Hulkenberg udowodnił swoją wartość. Pokazał, że ponowne zatrudnienie go w Formule 1 nie było błędem. Robił wszystko, co do niego należało. Mało tego - mam wrażenie, że to on co weekend wyścigowy był bliżej wyciągania z bolidu maksymalnego potencjału. W tym momencie to on bardziej zasługuje na swój fotel niż Duńczyk po drugiej stronie garażu. Tylko w tym wszystkim jest jeden problem. Nie wiem, czy to zmieni cokolwiek w karierze Nico. Dobra jazda w Haasie raczej nie daje nadziei na nic więcej.

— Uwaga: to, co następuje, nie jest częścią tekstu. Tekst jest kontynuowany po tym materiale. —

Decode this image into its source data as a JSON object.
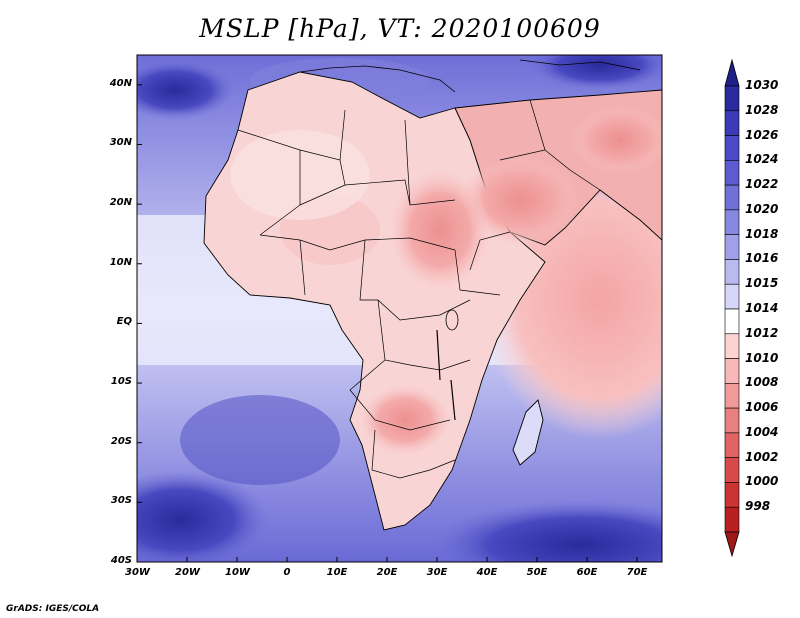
{
  "map": {
    "title": "MSLP [hPa], VT: 2020100609",
    "credit": "GrADS: IGES/COLA",
    "lon_labels": [
      "30W",
      "20W",
      "10W",
      "0",
      "10E",
      "20E",
      "30E",
      "40E",
      "50E",
      "60E",
      "70E"
    ],
    "lat_labels": [
      "40N",
      "30N",
      "20N",
      "10N",
      "EQ",
      "10S",
      "20S",
      "30S",
      "40S"
    ],
    "lon_range": [
      -30,
      75
    ],
    "lat_range": [
      -40,
      45
    ],
    "features": [
      "Africa coastline",
      "country borders",
      "Arabian Peninsula",
      "Madagascar",
      "Mediterranean"
    ]
  },
  "colorbar": {
    "labels": [
      "1030",
      "1028",
      "1026",
      "1024",
      "1022",
      "1020",
      "1018",
      "1016",
      "1015",
      "1014",
      "1012",
      "1010",
      "1008",
      "1006",
      "1004",
      "1002",
      "1000",
      "998"
    ],
    "colors": [
      "#2b2ba0",
      "#3b3bb8",
      "#4b4bc8",
      "#5c5cd0",
      "#7070d8",
      "#8888e0",
      "#a0a0e8",
      "#babaf0",
      "#d6d6f8",
      "#ffffff",
      "#fcd2d2",
      "#f8b8b8",
      "#f09a9a",
      "#e88080",
      "#e06464",
      "#d84a4a",
      "#cc3434",
      "#b82020"
    ],
    "top_cap": "#20208a",
    "bottom_cap": "#a01818"
  }
}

Ten zespół stał się ostatnim przedsionkiem do zakończenia kariery w Formule 1. Esteban Gutierrez po sezonie 2016 skończył w symulatorze i IndyCar. Podobnie było z Romainem Grosjeanem, a na Kevina Magnussena nie spojrzał nikt poza Stienerem w czasie kompletnej beznadziei. Historycznie nikt nie wychodzi z Haasa do innej ekipy. Obecnie koniec jazdy u Gene’a to koniec jazdy w F1. Hulkenberg też znalazł się w tej poczekalni dusz, ale bliżej wyjścia siedzi Magnussen. Niemiec tym razem pokazał, że jeżeli ktoś ma „przeżyć” Haasa, to może właśnie on.